Сами ассамбляжи я делаю быстро (и грубо), но перед тем долго обдумываю, как соединить детали воедино. Как только чья-то фотография попадает ко мне в руки, за ней больше не скрывается личной истории. Я реконтекстуализирую ее.

Ваша следующая выставка пройдет в Сеуле. А приглашение к участию в Венецианской Биеннале приняли бы?

При удачном стечении обстоятельств — да. Но я тщательно продумываю график передвижений. На этой неделе их было слишком много. Время, проведённое в студии, для меня важнее всего.

Тогда вопрос про ERD. Ваши вещи производятся в самых что ни есть «правильных», но удалённых друг от друга местах: кожа и кастомные жаккард в Италии, серебро в США, деним в Японии. Как вы, с присущим вам стремлением к контролю, успеваете это контролировать? Должно быть минимум пять Генри.

У меня отличная команда.

Ваша «армия»?

Да. Они прекрасно понимают правила: что работает, что нет. Но я и сам работаю очень много. С тех пор, как я не принимаю наркотики, времени стало гораздо больше. 

Дедлайны — отличная штука. У тебя нет возможности «пережёвывать» идею бесконечно, ты отбрасываешь переживания, завершаешь дело — и движешься дальше. Другой вопрос, что конструкции одежды и детали из серебра занимают много времени. Поэтому я подолгу сижу в студии, предпочитая её всем переговорам и утверждениям.
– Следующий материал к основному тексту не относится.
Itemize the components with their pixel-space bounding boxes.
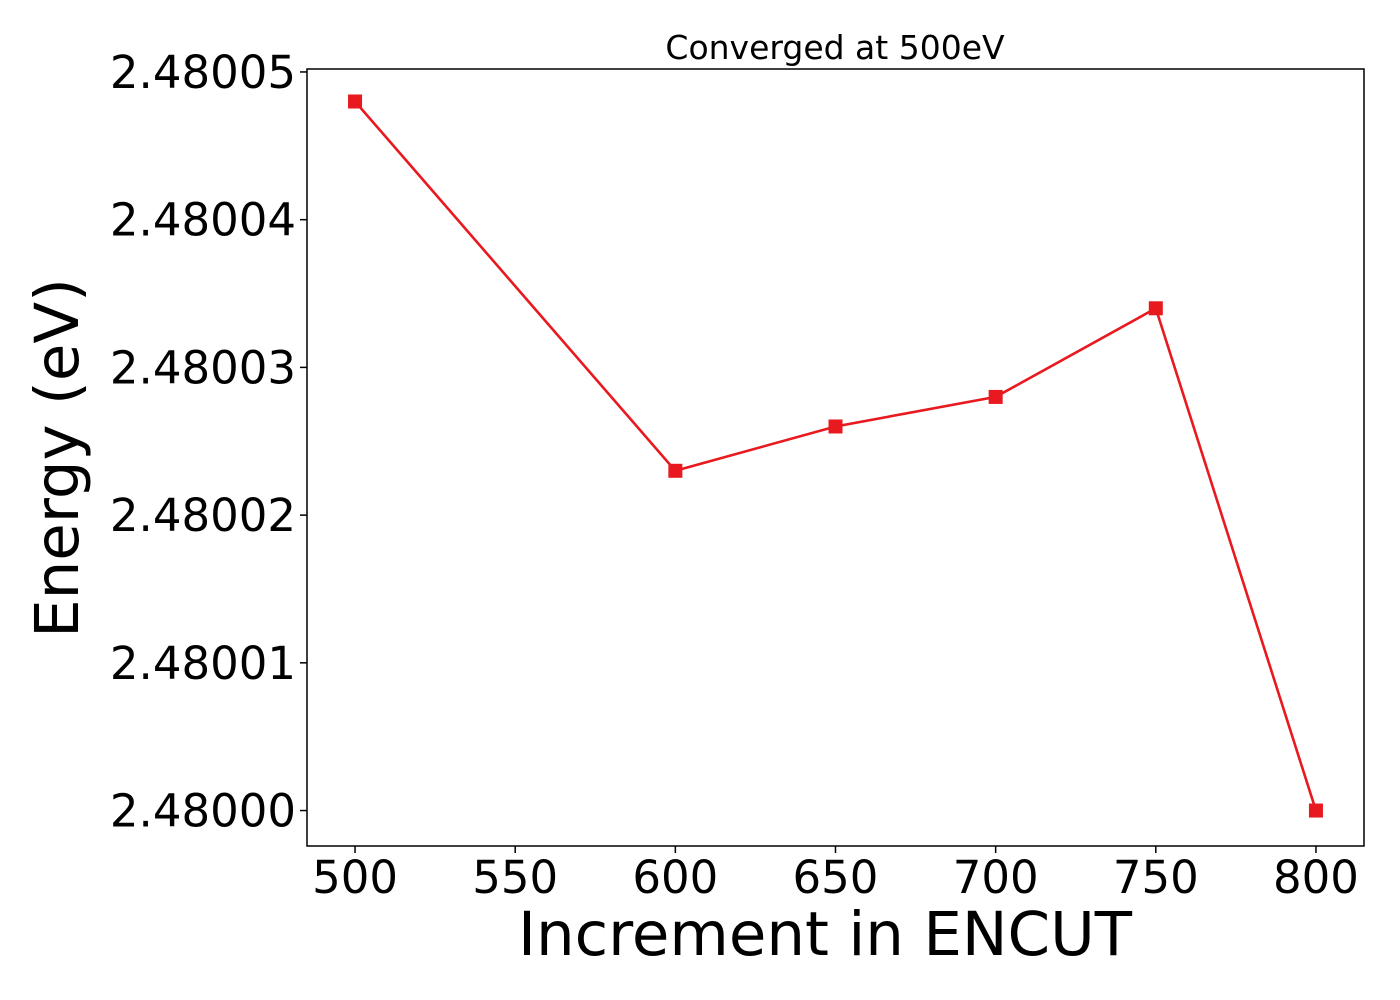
series-line [354, 100, 1318, 811]
chart-title: Converged at 500eV [665, 28, 1005, 67]
data-point [348, 94, 363, 109]
y-tick-label: 2.48000 [110, 785, 296, 838]
x-axis-label: Increment in ENCUT [518, 899, 1133, 970]
x-tick-label: 750 [1113, 851, 1199, 904]
x-tick-label: 550 [472, 851, 558, 904]
x-tick-label: 600 [632, 851, 718, 904]
y-tick-label: 2.48004 [110, 194, 296, 247]
plot-frame [306, 68, 1365, 847]
x-tick-label: 650 [793, 851, 879, 904]
y-tick-label: 2.48002 [110, 489, 296, 542]
y-axis-label: Energy (eV) [22, 278, 93, 638]
x-tick-label: 800 [1273, 851, 1359, 904]
data-point [828, 419, 843, 434]
x-tick-label: 700 [953, 851, 1039, 904]
data-point [668, 463, 683, 478]
series-layer [348, 94, 1323, 818]
y-tick-label: 2.48005 [110, 46, 296, 99]
x-tick-label: 500 [312, 851, 398, 904]
ticks-layer: 500 550 600 650 700 750 800 2.48000 2.48001 2.480… [110, 46, 1359, 904]
data-point [988, 389, 1003, 404]
data-point [1308, 803, 1323, 818]
y-tick-label: 2.48001 [110, 637, 296, 690]
y-tick-label: 2.48003 [110, 341, 296, 394]
data-point [1148, 301, 1163, 316]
Какого возраста люди, работающие на вас?

Мой помощник, следящий за препродакшн в других странах, — его тоже зовут Генри  — младше меня, но я натренировал его быть настоящим, знаете, asshole. Остальные, тринадцать человек в Лос-Анджелесе и десять-пятнадцать в Париже, также молоды Самая юная — Мария, моя персональная помощница. Многих я «взрастил» уже внутри бренда. Предпочитаю не нанимать людей с фэшн-бэкграундом: они чересчур избалованы всеми этими мудбордами (и заранее разочарованы). 

Глядя на отточенные конструкции коллекции осень-зима 2026 трудно поверить, что их разработал кто-то «молодой» и с небольшим опытом.

Конечно, этим занимались эксперты — куда более взрослые дамы в Италии. 

Мне нравится, когда все произведено по-старому, как это делалось до Второй мировой войны: пальто, платья и обувь отлично сконструированы, застёжки и металлические детали весомы — в буквальном смысле. Речь о материальности, о настоящем ремесле, пусть и применённом к авангардным идеям. Это не дешёвые гомогенные современные поделки: бездушные машины, бездушные интерьеры.  

Вы мечтаете однажды изменить мир?

Я представляю, что вонзаю нож в дерево так глубоко, как только могу. И дерево, из которого я вырезаю куски, — это мир. Глубокие изменения приходят через боль. Хотя в моих картинах и запечатлено падение, я больше склонен к созиданию собственного мира: будучи экстравагантным, я раздвигаю его границы. Мир, который дали мне при рождении, меня не устраивает. Я сталкиваюсь с ним лишь в аэропортах и на собственных выставках — но это вполне можно вынести.